Artista carioca preso mais de 20 vezes pela polícia. Conheça sua história

A perseguição policial, o pandeiro e a força do samba: a vida de João da Baiana

João Machado Guedes, conhecido como João da Baiana, foi preso mais de 20 vezes pela polícia do Rio de Janeiro no início do século XX. Seu crime? Perambular pelas ruas da capital da República com um pandeiro na mão. Filho de Perciliana Maria Constança, uma quituteira conhecida como "tia baiana", e nascido em 1887 — um ano antes  da assinatura da Lei Áurea — João simboliza a resistência cultural negra diante da repressão estatal e do racismo institucionalizado que marcaram os primeiros anos da República.

No Brasil recém-saído da escravidão, a liberdade dos negros era constantemente vigiada e criminalizada. O Código Penal de 1890, primeiro da era republicana, incluiu a chamada Lei da Vadiagem, usada como instrumento para prender ex-escravizados sob a acusação de “ociosidade”. João da Baiana, músico de talento precoce, era alvo fácil: pobre, negro e com um pandeiro na mão. 

No contexto de uma política de branquização — que incentivou a vinda de imigrantes europeus e japoneses —, o samba, o candomblé e outras manifestações culturais negras foram criminalizadas. João, um dos fundadores do samba ao lado de Donga e Pixinguinha, era chamado nos jornais da época de “vagabundo” e “malandro”, categorias também associadas ao crime. A salvação do artista veio por um gesto inusitado: o senador Pinheiro Machado, fundador do Partido Republicano Conservador e admirador da música de João, autografou seu pandeiro. Daquele dia em diante, toda vez que a polícia o abordava, bastava mostrar a assinatura para evitar a prisão.

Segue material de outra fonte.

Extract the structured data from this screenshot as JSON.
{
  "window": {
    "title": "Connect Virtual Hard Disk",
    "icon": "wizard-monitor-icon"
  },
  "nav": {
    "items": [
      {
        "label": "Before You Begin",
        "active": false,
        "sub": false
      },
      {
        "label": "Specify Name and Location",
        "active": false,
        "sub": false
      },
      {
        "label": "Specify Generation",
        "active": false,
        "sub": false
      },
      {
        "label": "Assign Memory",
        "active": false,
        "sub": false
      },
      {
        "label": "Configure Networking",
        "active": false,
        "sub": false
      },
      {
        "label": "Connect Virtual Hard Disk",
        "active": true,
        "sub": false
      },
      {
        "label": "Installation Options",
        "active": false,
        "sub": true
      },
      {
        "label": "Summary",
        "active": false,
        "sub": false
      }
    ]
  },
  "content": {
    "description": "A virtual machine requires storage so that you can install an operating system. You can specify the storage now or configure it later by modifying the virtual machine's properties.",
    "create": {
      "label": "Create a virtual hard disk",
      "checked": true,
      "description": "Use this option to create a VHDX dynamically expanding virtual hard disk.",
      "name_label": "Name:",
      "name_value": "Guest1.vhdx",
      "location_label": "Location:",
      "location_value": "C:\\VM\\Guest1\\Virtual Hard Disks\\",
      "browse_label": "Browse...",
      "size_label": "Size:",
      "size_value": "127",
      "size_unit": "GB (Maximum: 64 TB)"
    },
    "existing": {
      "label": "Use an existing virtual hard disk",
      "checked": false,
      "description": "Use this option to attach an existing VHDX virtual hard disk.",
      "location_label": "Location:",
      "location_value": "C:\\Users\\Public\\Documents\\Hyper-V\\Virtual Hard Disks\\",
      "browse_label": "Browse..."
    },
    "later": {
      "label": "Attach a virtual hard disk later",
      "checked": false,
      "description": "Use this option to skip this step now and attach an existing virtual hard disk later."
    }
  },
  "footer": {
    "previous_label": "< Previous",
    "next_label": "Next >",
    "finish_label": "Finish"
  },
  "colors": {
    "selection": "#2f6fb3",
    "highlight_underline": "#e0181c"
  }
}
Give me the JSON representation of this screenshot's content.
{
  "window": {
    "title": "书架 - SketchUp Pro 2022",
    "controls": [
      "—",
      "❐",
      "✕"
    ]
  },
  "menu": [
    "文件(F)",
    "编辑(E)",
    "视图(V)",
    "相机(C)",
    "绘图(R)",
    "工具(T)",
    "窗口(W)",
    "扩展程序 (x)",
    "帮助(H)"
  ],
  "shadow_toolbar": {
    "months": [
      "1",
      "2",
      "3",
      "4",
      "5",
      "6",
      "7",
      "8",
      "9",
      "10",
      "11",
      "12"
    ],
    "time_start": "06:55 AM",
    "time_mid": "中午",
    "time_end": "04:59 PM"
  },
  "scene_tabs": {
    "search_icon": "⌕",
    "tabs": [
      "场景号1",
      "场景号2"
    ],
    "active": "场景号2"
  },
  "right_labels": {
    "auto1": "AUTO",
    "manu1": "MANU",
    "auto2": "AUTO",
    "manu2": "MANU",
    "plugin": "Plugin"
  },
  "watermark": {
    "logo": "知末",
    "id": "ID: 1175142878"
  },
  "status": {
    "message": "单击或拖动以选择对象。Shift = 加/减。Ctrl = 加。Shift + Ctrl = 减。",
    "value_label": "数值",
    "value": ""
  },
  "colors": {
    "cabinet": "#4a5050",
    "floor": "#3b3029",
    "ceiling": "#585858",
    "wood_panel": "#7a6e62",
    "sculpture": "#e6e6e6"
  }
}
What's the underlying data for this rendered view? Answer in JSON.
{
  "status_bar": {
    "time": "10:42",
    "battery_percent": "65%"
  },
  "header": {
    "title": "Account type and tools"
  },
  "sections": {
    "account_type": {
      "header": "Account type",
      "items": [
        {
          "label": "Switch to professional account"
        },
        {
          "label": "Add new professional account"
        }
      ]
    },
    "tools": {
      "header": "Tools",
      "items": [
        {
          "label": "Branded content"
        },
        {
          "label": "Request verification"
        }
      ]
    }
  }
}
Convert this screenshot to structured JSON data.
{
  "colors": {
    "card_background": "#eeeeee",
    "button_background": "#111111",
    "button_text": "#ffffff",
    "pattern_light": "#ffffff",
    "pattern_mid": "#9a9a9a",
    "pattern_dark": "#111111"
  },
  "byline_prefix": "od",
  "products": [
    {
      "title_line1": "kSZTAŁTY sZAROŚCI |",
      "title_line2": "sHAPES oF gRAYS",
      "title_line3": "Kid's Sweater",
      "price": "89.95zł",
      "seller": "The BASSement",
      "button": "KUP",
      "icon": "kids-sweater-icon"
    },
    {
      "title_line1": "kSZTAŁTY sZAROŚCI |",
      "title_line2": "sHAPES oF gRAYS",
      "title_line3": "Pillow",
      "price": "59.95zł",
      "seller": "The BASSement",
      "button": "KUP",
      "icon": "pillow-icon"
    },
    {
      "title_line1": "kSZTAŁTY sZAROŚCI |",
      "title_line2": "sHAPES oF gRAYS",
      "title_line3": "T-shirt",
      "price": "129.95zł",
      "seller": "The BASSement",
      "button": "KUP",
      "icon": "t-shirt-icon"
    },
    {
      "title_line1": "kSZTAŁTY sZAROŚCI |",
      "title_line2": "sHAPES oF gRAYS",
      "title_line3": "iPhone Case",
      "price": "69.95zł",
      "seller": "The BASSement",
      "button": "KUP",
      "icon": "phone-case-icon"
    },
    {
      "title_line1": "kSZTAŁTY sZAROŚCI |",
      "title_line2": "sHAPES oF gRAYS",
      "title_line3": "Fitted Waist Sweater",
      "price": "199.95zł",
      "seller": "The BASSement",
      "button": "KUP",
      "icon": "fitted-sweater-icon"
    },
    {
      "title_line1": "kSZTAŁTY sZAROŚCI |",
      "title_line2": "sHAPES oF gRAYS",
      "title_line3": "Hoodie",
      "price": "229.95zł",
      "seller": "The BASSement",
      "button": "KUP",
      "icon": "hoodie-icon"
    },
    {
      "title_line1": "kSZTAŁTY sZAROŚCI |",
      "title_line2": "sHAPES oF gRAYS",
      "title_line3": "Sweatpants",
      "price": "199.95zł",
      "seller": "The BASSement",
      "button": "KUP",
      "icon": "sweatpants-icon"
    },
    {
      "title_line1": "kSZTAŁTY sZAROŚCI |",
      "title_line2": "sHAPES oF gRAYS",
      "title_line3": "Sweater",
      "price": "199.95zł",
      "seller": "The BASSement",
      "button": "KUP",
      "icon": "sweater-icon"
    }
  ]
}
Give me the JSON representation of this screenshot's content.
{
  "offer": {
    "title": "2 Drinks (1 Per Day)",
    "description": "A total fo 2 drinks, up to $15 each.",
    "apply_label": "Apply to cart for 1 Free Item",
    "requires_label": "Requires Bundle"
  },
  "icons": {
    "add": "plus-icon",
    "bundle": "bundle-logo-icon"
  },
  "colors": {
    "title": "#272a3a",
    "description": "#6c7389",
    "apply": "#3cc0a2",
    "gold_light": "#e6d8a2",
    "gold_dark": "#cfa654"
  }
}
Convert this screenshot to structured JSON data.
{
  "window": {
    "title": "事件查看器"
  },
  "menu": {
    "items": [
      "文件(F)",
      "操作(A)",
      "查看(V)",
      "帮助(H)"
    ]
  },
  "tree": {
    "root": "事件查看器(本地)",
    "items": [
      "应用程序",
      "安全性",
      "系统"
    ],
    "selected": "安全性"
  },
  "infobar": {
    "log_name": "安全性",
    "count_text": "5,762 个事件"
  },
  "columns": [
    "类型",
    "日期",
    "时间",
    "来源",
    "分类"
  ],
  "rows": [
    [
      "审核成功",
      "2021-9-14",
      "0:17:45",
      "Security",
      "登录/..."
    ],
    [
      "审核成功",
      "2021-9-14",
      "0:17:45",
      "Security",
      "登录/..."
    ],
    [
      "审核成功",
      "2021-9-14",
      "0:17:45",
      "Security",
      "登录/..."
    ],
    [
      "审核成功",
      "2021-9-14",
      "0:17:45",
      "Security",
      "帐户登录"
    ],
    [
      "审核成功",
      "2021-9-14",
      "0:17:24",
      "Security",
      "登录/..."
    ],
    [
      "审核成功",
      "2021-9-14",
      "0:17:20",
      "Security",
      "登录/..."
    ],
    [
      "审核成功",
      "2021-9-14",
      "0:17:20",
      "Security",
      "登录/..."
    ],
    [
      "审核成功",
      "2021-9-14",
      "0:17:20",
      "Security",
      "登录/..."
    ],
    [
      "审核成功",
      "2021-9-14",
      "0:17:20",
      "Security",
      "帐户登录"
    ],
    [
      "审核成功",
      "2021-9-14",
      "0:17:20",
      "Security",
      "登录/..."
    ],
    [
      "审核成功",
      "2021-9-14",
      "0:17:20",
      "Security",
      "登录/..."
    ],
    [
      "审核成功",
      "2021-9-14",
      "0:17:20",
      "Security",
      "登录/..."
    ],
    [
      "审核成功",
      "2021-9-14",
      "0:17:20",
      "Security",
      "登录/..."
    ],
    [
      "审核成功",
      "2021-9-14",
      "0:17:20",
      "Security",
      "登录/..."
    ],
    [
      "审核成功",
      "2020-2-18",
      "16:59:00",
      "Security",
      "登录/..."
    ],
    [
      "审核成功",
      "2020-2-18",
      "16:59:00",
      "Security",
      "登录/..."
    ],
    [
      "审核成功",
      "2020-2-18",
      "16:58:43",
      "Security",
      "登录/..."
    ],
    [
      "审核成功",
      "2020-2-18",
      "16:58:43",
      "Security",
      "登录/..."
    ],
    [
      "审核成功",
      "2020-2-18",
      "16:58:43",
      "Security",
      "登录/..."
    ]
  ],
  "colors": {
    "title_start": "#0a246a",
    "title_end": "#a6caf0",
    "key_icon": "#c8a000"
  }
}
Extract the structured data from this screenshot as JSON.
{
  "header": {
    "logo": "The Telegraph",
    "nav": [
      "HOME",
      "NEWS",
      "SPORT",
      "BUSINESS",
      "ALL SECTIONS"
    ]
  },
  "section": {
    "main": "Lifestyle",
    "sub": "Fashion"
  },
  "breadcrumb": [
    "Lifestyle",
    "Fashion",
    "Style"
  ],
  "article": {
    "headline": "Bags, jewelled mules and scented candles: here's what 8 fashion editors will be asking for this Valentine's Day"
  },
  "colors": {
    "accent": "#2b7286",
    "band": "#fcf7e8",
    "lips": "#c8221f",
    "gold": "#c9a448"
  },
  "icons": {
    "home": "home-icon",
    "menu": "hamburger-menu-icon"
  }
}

João da Baiana foi muito mais do que um perseguido pela repressão. Era um artista completo: compositor, cantor, passista e percussionista extraordinário, considerado um dos primeiros a introduzir instrumentos de percussão no choro — até então um gênero centrado em cordas e sopros. “Ele tocava o pandeiro adufe, quase um tamborzinho, com uma precisão incrível. Parecia que tinha uma bateria na frente dele”, lembra o compositor e estudioso Rubem Confete.

Nascido na zona portuária do Rio e criado na Rua Senador Pompeu, na Cidade Nova, João começou cedo a frequentar rodas de samba e cultos de macumba, ainda na infância. Participou dos primeiros ranchos carnavalescos como porta-machado e aprendeu a tocar pandeiro com sua mãe. Foi amigo de infância de Heitor dos Prazeres e Donga. Com Pixinguinha, formou o grupo “Os Oito Batutas”, mas não viajou com eles à Europa em 1922 por conta de seu emprego como funcionário da Marinha.

Ao longo da carreira, compôs músicas que retratavam com ironia e lirismo a realidade do povo negro, como Batuque na Cozinha, Cabide de Molambo, Mulher Cruel (com Donga e Pixinguinha) e O Futuro é uma Caveira. Em 1968, gravou o LP Gente da Antiga, ao lado de Pixinguinha e Clementina de Jesus. Já idoso, viveu na Casa dos Artistas, em Jacarepaguá, e faleceu em 12 de junho de 1974, aos 87 anos.

Sua elegância era reconhecida por todos: paletó jaquetão, chapéu gelot, gravata bordô, calça risca de giz e sapato bicolor. Era figura constante no Largo de São Francisco da Prainha, onde cumprimentava a vizinhança e distribuía balas às crianças da Rádio Nacional, onde também trabalhou.

João da Baiana, como lembra o depoimento ao Museu da Imagem e do Som (MIS), foi pioneiro ao introduzir o pandeiro no samba de roda e nas agremiações carnavalescas. “Na época, o pandeiro era só usado em orquestras. No samba, quem introduziu fui eu mesmo”, afirmou. Em 1966, foi o primeiro entrevistado do projeto de história oral do MIS, que marcou também o nascimento simbólico do museu.

Cinco décadas após sua morte, sua trajetória ecoa na luta dos artistas negros de hoje. A mobilização popular pela libertação de MC Poze do Rodo lembrou outro ícone do samba: Wilson das Neves, autor do clássico O Dia em que o Morro Descer e Não For Carnaval, uma potente denúncia do abandono social vivido nos morros e favelas. Das Neves, assim como João da Baiana, entendeu que o samba nunca foi apenas música — foi denúncia, memória e resistência. E que, para muitos, carregar um pandeiro é, ainda hoje, um ato político.